# Cat condos?



## liarakon (Jul 18, 2012)

Hi!
I was wondering if anybody had or had tried cat condos with their rabbits? My bunnies are house rabbits and I am persistently worried that they are bored (they only have 3 fairly small rooms and a corridor to call their own.) My Holly loves climbing on things, and so I am wondering if one of those cat climbing things would be good? I have never had a cat before and so know nothing about the condos - would anybody have any recommendations or advice about buying them for rabbits? 
Obviously cats can scale vertical side, whereas if I was buying one for a rabbit I would have to make sure there were ramps and stuff neh?


----------



## LakeCondo (Jul 18, 2012)

You'd probably be better off with starting from scratch with nic panels etc. or getting some cottontail cottages. I don't know what the best source in the UK would be, but in the US I'd recommend catsandrabbitsandmore.com, because they ship them flat, so the shipping cost isn't that bad.

Their only downside is that they're entirely cardboard, so don't last all that long. I ended up making a habitat similar to it, but with grids of various sizes for the insides & an outer layer made with cardboard.

And/or you could make a series of cardboard tunnels, maybe a maze, that they'd enjoy/


----------



## MiniLopHop (Jul 18, 2012)

I have cats and rabbits. The rabbits tend to steal the cat's toys and vice versa. The one piece of cat furniture the rabbits really like is a scratcher that is an arch, so it is like a little tunnel. It is covered in carpet and sissel so the cats scratch it. The rabbits go under and on top of it. I have never seen the rabbits attempt to climb the condo though. They prefer the NIC shelves as Orlena mentioned.


----------



## liarakon (Jul 18, 2012)

Ah okay. I've looked at the NIC grids and I'm not sure how I would make it up as a toy? I can see how useful they would be for constructing cages, but aside from just making lots of tall, small platforms with ramps, I can't really think of any other fun and interesting ways I could make it up for them? :/

The cottontail cottages look cute  How thick is the cardboard? I'd love to give it a go, but I am worried as I am already having issues with my bunnies eating cardboard and am trying to avoid it as it can pack up in their digestive system and has in the past caused Ammy to go into bunny shut-down mode >_< Also if it is too light she would just grab it and throw it around, or atleast knock it over in an ATTEMPT to throw it :/
They do have something a bit like this:
http://www.petsathome.com/wcsstore/...ontAssetStore/images/products/large/28613.jpg
but made out of lots of little 'logs' which can be bent into a shape. It's a little arc/tunnel, but they're really not that interested in it aside from giving it the occasional chew :/


----------



## wendymac (Jul 18, 2012)

I have the cat condo cubes (purchased for when I had a cat inside, not bought specifically for bunnies). They're neat, because you can arrange them however you want. I keep everything on one level, so no need to worry about ramps.


----------



## MiniLopHop (Jul 18, 2012)

I made a "summer cabanna" for my rabbits with NIC grids. It is two grids long and one wide. I put 2 large tiles on the bottom to give a cool laying surface and a blanket over the top for privacy. It also lets them jump on the roof. Then there is a fan that gives a breeze through the short side. I added hanging toys on the sides. The rabbits love to hang out here to stay cool.
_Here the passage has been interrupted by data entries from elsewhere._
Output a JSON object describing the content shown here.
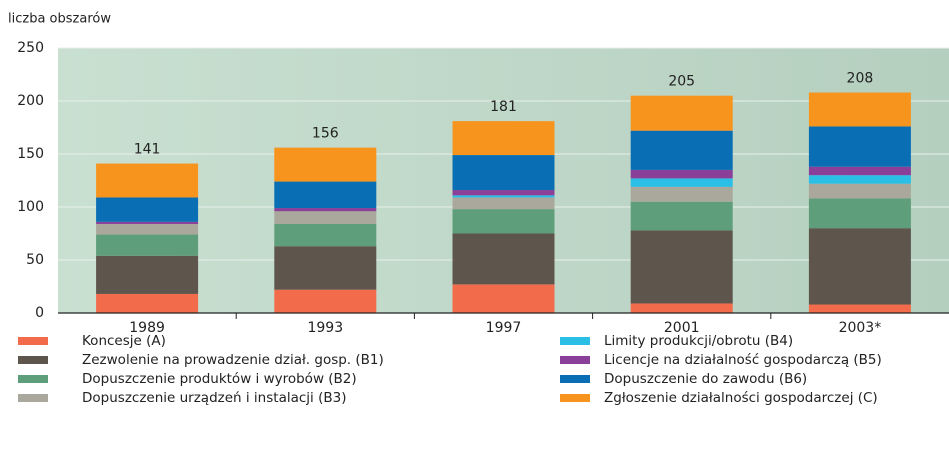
{
  "chart_data": {
    "type": "stacked_bar",
    "y_label": "liczba obszarów",
    "categories": [
      "1989",
      "1993",
      "1997",
      "2001",
      "2003*"
    ],
    "series": [
      {
        "name": "Koncesje (A)",
        "color": "#f26b4b",
        "values": [
          18,
          22,
          27,
          9,
          8
        ]
      },
      {
        "name": "Zezwolenie na prowadzenie dział. gosp. (B1)",
        "color": "#5e554c",
        "values": [
          36,
          41,
          48,
          69,
          72
        ]
      },
      {
        "name": "Dopuszczenie produktów i wyrobów (B2)",
        "color": "#5e9e7a",
        "values": [
          20,
          21,
          23,
          27,
          28
        ]
      },
      {
        "name": "Dopuszczenie urządzeń i instalacji (B3)",
        "color": "#aaa79c",
        "values": [
          10,
          12,
          11,
          14,
          14
        ]
      },
      {
        "name": "Limity produkcji/obrotu (B4)",
        "color": "#2bbfe6",
        "values": [
          0,
          0,
          2,
          8,
          8
        ]
      },
      {
        "name": "Licencje na działalność gospodarczą (B5)",
        "color": "#8a3f98",
        "values": [
          2,
          3,
          5,
          8,
          8
        ]
      },
      {
        "name": "Dopuszczenie do zawodu (B6)",
        "color": "#0a6eb5",
        "values": [
          23,
          25,
          33,
          37,
          38
        ]
      },
      {
        "name": "Zgłoszenie działalności gospodarczej (C)",
        "color": "#f7941d",
        "values": [
          32,
          32,
          32,
          33,
          32
        ]
      }
    ],
    "totals": [
      141,
      156,
      181,
      205,
      208
    ],
    "ylim": [
      0,
      250
    ],
    "yticks": [
      0,
      50,
      100,
      150,
      200,
      250
    ],
    "grid": true
  }
}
You can see it on the left with the cat blanket. The fan is on the right behind the fence. The cat scratcher you can see a bit more to the top of the picture (maroon and tan). The aquarium is set up as a dig box with clean dirt and the litter box is behind it with the hay wrack above.


----------



## LakeCondo (Jul 18, 2012)

*liarakon wrote: *


> Ah okay. I've looked at the NIC grids and I'm not sure how I would make it up as a toy? I can see how useful they would be for constructing cages, but aside from just making lots of tall, small platforms with ramps, I can't really think of any other fun and interesting ways I could make it up for them? :/
> 
> The cottontail cottages look cute  How thick is the cardboard? I'd love to give it a go, but I am worried as I am already having issues with my bunnies eating cardboard and am trying to avoid it as it can pack up in their digestive system and has in the past caused Ammy to go into bunny shut-down mode >_< Also if it is too light she would just grab it and throw it around, or atleast knock it over in an ATTEMPT to throw it /


The cottages aren't going to be for you, then. Honey chews cardboard, but eats little of what she's chewed. Does she chew plastic [such as coroplast] as well, indoor-outdoor carpeting? If there's anything she doesn't chew, the cardboard could be covered in some way. If she chews all those things, then fine wire mesh or fiberglass mesh might work. Both are available for replacing torn window screens.

NIC grids can be combined with other grids. You can use cooling racks for cakes & cookies, the better ones that would hold weight. Just like with the cottages, the rabbits can jump to the ground from various places & chase each other around, as shown in the cottontail cottage videos. But again, the grids that aren't vertical must be covered so they can be walked on.


----------